A norma del D.P.R. 30 maggio 2002, n. 115, art. 13, comma 1-quater inserito dalla L. 24 dicembre 2012, n. 228, art. 1, comma 17 applicabile nel presente procedimento ratione temporis, “quando l’impugnazione, anche incidentale, è respinta integralmente o è dichiarata inammissibile o improcedibile, la parte che l’ha proposta è tenuta a versare un ulteriore importo a titolo di contributo unificato pari a quello dovuto per la stessa impugnazione, principale o incidentale, a norma del comma 1-bis. Il giudice dà atto nel provvedimento della sussistenza dei presupposti di cui al periodo precedente e l’obbligo di pagamento sorge al momento del deposito dello stesso”.

Di tanto, nella specie, va dato atto con riferimento alla ricorrente principale, non anche invece con riferimento all’amministrazione ricorrente incidentale, ancorchè anch’essa soccombente.

Come chiarito, infatti, da questa Corte, con ferma giurisprudenza, nei casi di impugnazione respinta integralmente o dichiarata inammissibile o improcedibile, l’obbligo di versare, ai sensi dell’art. 13, comma 1-quater, D.P.R. cit., un ulteriore importo a titolo di contributo unificato, non può trovare applicazione nei confronti delle Amministrazioni dello Stato che, mediante il meccanismo della prenotazione a debito, sono esentate dal pagamento delle imposte e tasse che gravano sul processo (Sez. 6 – L, Ord. n. 1778 del 29/01/2016, Rv. 638714; v. anche Sez. U, n. 9938 del 08/05/2014; Sez. 3, n. 5955 del 14/03/2014, Rv. 630550).

PQM

La Corte rigetta entrambi i ricorsi e compensa per intero tra le parti le spese processuali.

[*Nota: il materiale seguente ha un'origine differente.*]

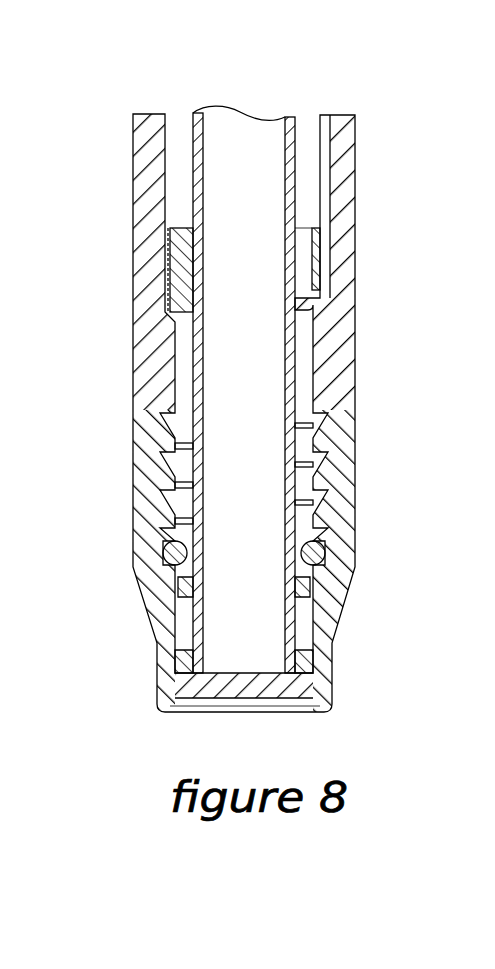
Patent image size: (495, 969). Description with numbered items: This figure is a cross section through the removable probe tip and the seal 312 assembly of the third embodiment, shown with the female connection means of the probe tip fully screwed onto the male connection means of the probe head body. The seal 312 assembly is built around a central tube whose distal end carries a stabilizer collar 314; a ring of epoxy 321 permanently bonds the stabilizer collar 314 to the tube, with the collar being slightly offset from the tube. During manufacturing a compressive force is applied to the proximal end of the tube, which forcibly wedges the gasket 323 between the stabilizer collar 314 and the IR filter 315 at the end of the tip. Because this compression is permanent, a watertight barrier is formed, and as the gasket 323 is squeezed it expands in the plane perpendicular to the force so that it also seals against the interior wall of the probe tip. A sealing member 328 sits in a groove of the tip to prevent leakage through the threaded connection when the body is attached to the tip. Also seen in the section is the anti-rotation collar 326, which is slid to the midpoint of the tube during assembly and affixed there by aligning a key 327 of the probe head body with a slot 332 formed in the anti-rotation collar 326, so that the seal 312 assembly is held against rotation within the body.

The seal 312 is at (347, 615).
The stabilizer collar 314 is at (180, 648).
The IR filter 315 is at (312, 685).
The ring of epoxy 321 is at (318, 578).
The gasket 323 is at (320, 645).
The anti-rotation collar 326 is at (310, 220).
The key 327 is at (167, 278).
The sealing member 328 is at (164, 557).
The slot 332 is at (167, 238).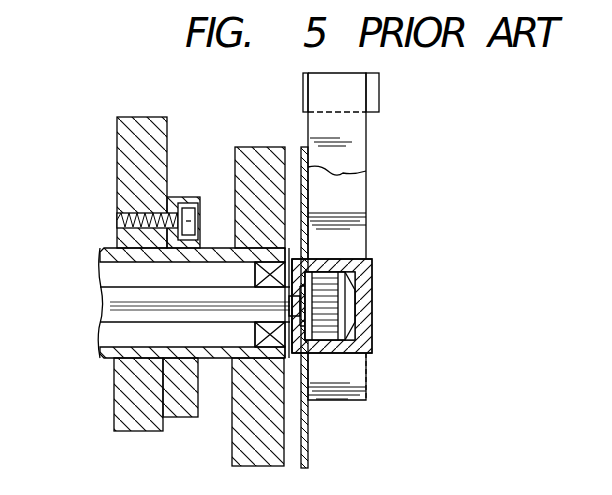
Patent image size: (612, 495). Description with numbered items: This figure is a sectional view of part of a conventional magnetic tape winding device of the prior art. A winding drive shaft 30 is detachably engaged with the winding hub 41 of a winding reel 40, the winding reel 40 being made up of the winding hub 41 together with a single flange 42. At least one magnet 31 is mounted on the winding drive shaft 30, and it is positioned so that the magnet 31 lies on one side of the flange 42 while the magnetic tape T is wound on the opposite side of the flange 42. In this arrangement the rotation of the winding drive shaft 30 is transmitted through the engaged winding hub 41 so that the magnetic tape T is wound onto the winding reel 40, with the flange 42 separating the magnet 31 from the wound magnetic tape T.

The winding drive shaft 30 is at (100, 300).
The magnet 31 is at (258, 148).
The winding reel 40 is at (365, 324).
The winding hub 41 is at (365, 291).
The flange 42 is at (305, 438).
The magnetic tape T is at (362, 150).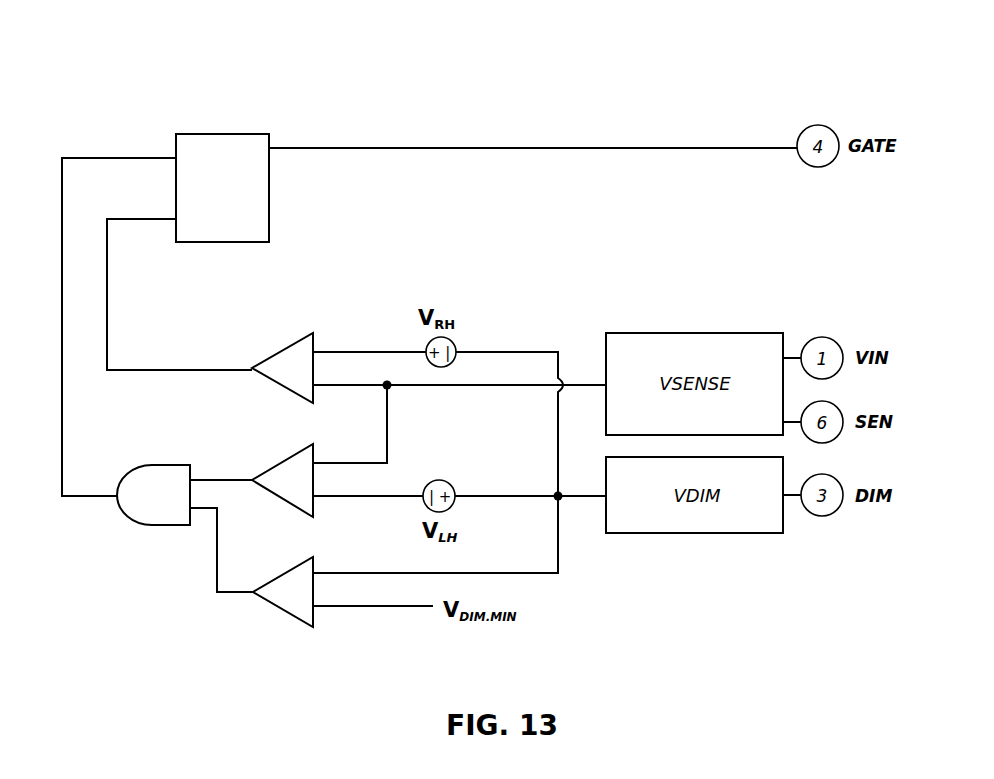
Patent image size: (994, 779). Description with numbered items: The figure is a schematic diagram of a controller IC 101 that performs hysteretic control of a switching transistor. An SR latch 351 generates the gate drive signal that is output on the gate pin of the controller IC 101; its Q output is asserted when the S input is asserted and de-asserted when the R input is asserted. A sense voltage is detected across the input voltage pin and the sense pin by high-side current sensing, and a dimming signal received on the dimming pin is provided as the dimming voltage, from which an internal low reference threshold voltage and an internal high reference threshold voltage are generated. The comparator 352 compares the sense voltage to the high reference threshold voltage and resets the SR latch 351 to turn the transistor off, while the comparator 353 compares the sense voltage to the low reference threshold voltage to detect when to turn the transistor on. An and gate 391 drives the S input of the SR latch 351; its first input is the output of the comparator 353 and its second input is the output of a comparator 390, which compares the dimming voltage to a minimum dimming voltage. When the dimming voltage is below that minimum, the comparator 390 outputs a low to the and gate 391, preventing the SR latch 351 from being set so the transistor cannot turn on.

The controller IC 101 is at (436, 68).
The SR latch 351 is at (222, 134).
The comparator 352 is at (283, 352).
The comparator 353 is at (278, 462).
The comparator 390 is at (275, 578).
The and gate 391 is at (153, 495).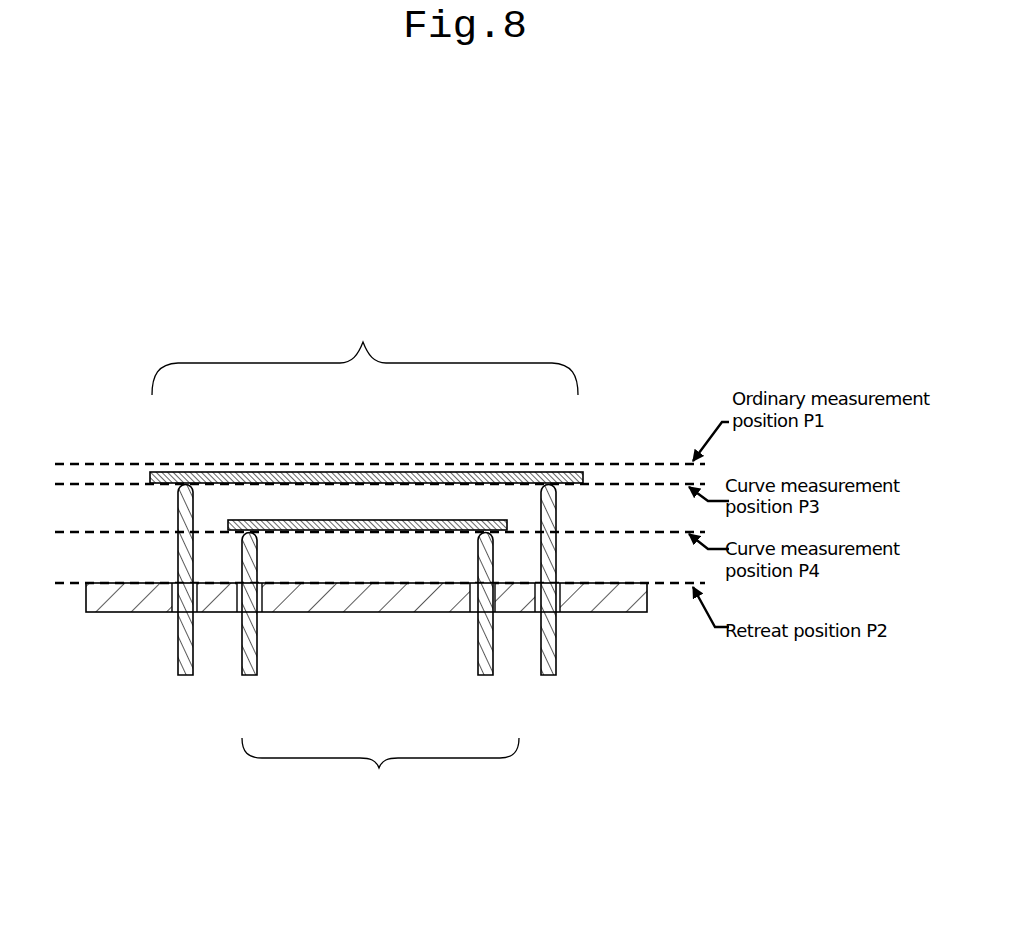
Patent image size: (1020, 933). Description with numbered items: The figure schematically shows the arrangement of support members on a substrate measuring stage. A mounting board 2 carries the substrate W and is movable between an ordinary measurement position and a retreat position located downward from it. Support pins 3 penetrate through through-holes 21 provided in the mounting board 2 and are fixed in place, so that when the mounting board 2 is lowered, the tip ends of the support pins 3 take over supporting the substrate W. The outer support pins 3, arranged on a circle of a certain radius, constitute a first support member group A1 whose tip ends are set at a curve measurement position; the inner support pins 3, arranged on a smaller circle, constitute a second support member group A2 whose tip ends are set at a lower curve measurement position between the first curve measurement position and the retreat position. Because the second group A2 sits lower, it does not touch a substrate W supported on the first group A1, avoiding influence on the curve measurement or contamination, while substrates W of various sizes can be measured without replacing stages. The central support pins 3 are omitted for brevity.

The mounting board 2 is at (98, 582).
The support pin 3 is at (179, 484).
The through-hole 21 is at (196, 612).
The substrate W is at (298, 520).
The first support member group A1 is at (365, 354).
The second support member group A2 is at (380, 768).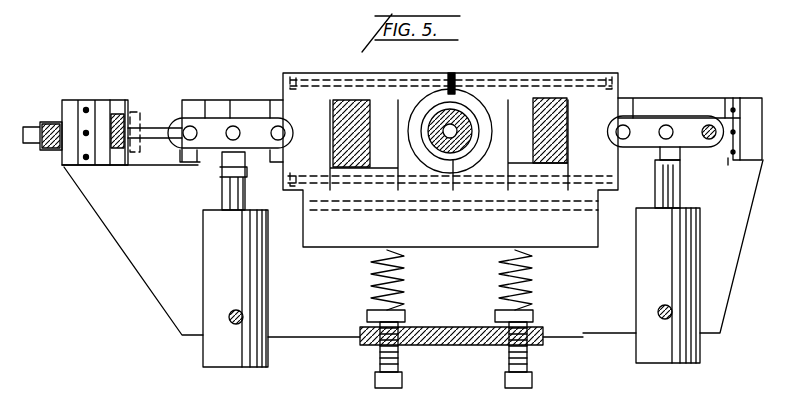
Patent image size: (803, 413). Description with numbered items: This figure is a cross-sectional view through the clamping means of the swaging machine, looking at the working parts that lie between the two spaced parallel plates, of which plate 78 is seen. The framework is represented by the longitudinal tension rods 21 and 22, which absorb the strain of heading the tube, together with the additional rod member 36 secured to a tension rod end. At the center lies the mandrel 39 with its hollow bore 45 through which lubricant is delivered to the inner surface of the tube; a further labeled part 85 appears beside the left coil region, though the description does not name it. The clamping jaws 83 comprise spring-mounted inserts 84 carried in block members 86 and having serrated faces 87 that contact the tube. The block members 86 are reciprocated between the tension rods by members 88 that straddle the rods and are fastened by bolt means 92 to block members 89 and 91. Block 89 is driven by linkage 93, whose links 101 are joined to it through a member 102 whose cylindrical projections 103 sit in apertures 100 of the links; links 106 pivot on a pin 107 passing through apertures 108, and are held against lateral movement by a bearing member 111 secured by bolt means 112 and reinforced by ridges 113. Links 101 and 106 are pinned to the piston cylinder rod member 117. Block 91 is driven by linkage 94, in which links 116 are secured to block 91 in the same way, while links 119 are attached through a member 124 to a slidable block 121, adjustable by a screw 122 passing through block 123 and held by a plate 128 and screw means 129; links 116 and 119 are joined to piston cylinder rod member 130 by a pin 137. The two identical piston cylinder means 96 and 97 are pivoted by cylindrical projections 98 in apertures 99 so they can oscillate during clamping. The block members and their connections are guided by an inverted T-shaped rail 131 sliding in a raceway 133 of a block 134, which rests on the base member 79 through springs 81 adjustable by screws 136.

The longitudinal tension rod 21 is at (340, 100).
The longitudinal tension rod 22 is at (566, 112).
The additional rod member 36 is at (455, 108).
The mandrel 39 is at (455, 145).
The hollow bore 45 is at (440, 150).
The parallel plate 78 is at (742, 246).
The base member 79 is at (438, 340).
The spring 81 is at (498, 285).
The clamping jaws 83 is at (494, 102).
The spring-mounted insert 84 is at (490, 86).
The rod 85 is at (380, 168).
The block member 86 is at (548, 96).
The serrated face 87 is at (452, 100).
The straddling member 88 is at (338, 78).
The block member 89 is at (636, 98).
The block member 91 is at (280, 88).
The bolt means 92 is at (304, 78).
The linkage 93 is at (701, 112).
The linkage 94 is at (219, 110).
The piston cylinder means 96 is at (648, 365).
The piston cylinder means 97 is at (240, 365).
The cylindrical projection 98 is at (672, 312).
The aperture 99 is at (656, 313).
The aperture 100 is at (614, 124).
The link 101 is at (640, 116).
The member 102 is at (596, 212).
The cylindrical projection 103 is at (616, 140).
The link 106 is at (706, 126).
The pin 107 is at (746, 90).
The aperture 108 is at (700, 150).
The bearing member 111 is at (752, 120).
The bolt means 112 is at (758, 106).
The ridge 113 is at (668, 125).
The link 116 is at (262, 150).
The piston cylinder rod member 117 is at (682, 186).
The link 119 is at (204, 122).
The slidable block 121 is at (147, 112).
The screw 122 is at (50, 120).
The block 123 is at (72, 100).
The member 124 is at (192, 160).
The plate 128 is at (132, 155).
The screw means 129 is at (120, 167).
The piston cylinder rod member 130 is at (230, 172).
The inverted T-shaped rail 131 is at (305, 198).
The raceway 133 is at (322, 208).
The block 134 is at (303, 246).
The screw 136 is at (503, 380).
The pin 137 is at (233, 124).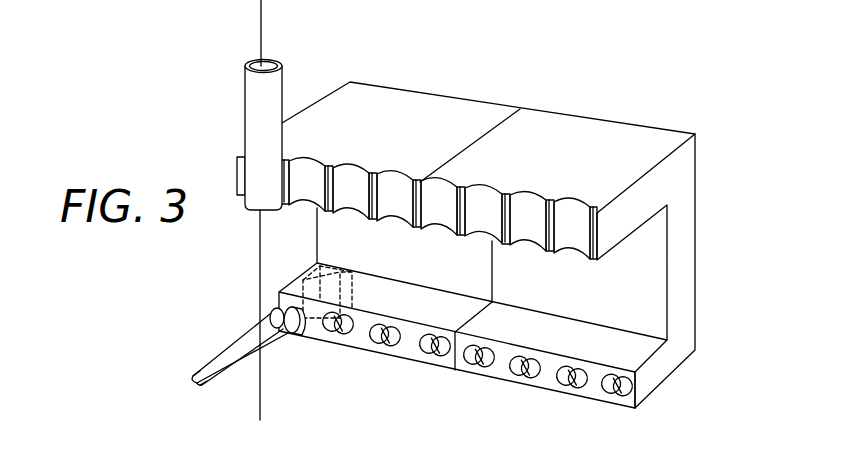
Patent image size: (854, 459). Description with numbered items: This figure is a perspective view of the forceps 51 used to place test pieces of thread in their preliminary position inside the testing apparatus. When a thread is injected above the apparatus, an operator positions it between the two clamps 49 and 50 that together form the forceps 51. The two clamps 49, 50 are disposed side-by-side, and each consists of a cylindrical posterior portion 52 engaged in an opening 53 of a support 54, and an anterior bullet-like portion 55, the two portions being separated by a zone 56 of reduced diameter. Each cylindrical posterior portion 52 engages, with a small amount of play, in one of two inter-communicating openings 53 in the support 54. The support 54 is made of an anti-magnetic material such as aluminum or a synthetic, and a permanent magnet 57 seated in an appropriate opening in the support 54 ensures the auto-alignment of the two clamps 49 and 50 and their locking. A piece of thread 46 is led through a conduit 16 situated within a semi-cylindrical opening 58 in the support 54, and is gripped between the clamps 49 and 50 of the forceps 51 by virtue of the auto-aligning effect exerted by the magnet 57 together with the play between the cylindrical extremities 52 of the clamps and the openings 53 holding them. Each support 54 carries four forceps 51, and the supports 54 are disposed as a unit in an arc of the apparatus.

The conduit 16 is at (253, 116).
The piece of thread 46 is at (260, 28).
The clamp 49 is at (190, 373).
The clamp 50 is at (208, 393).
The forceps 51 is at (210, 364).
The cylindrical posterior portion 52 is at (303, 325).
The opening 53 is at (381, 343).
The support 54 is at (448, 376).
The anterior bullet-like portion 55 is at (238, 362).
The zone of reduced diameter 56 is at (296, 333).
The permanent magnet 57 is at (335, 275).
The semi-cylindrical opening 58 is at (388, 185).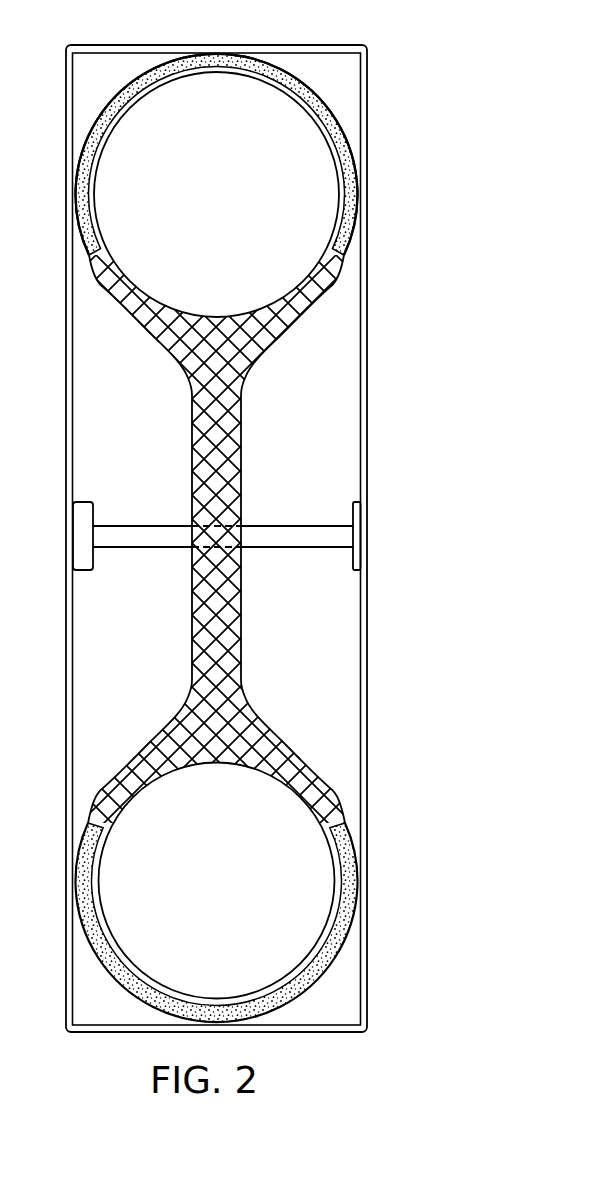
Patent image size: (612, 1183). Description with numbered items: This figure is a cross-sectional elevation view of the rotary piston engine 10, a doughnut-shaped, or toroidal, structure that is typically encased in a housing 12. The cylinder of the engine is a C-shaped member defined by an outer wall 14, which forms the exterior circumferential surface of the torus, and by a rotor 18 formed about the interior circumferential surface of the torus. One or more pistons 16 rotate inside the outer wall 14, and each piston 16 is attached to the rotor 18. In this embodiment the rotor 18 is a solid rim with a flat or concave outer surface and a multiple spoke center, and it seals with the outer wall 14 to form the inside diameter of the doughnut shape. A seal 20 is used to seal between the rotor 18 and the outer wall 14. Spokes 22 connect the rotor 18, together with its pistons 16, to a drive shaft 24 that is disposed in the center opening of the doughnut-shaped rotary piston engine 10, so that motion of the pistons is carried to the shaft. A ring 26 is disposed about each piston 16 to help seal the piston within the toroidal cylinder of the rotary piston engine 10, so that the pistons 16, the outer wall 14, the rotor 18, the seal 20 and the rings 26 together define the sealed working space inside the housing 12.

The rotary piston engine 10 is at (433, 183).
The housing 12 is at (369, 292).
The outer wall 14 is at (301, 84).
The piston 16 is at (228, 196).
The rotor 18 is at (320, 289).
The seal 20 is at (346, 252).
The spokes 22 is at (232, 430).
The drive shaft 24 is at (281, 536).
The ring 26 is at (340, 143).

Ai sensi del D.P.R. n. 115 del 2002, art. 13, comma 1-quater dà atto della sussistenza dei presupposti per il versamento, da parte della ricorrente principale, dell’ulteriore importo a titolo di contributo unificato pari a quello dovuto per il ricorso principale, a norma dello stesso art. 13, comma 1-bis.

Così deciso in Roma, il 13 ottobre 2016.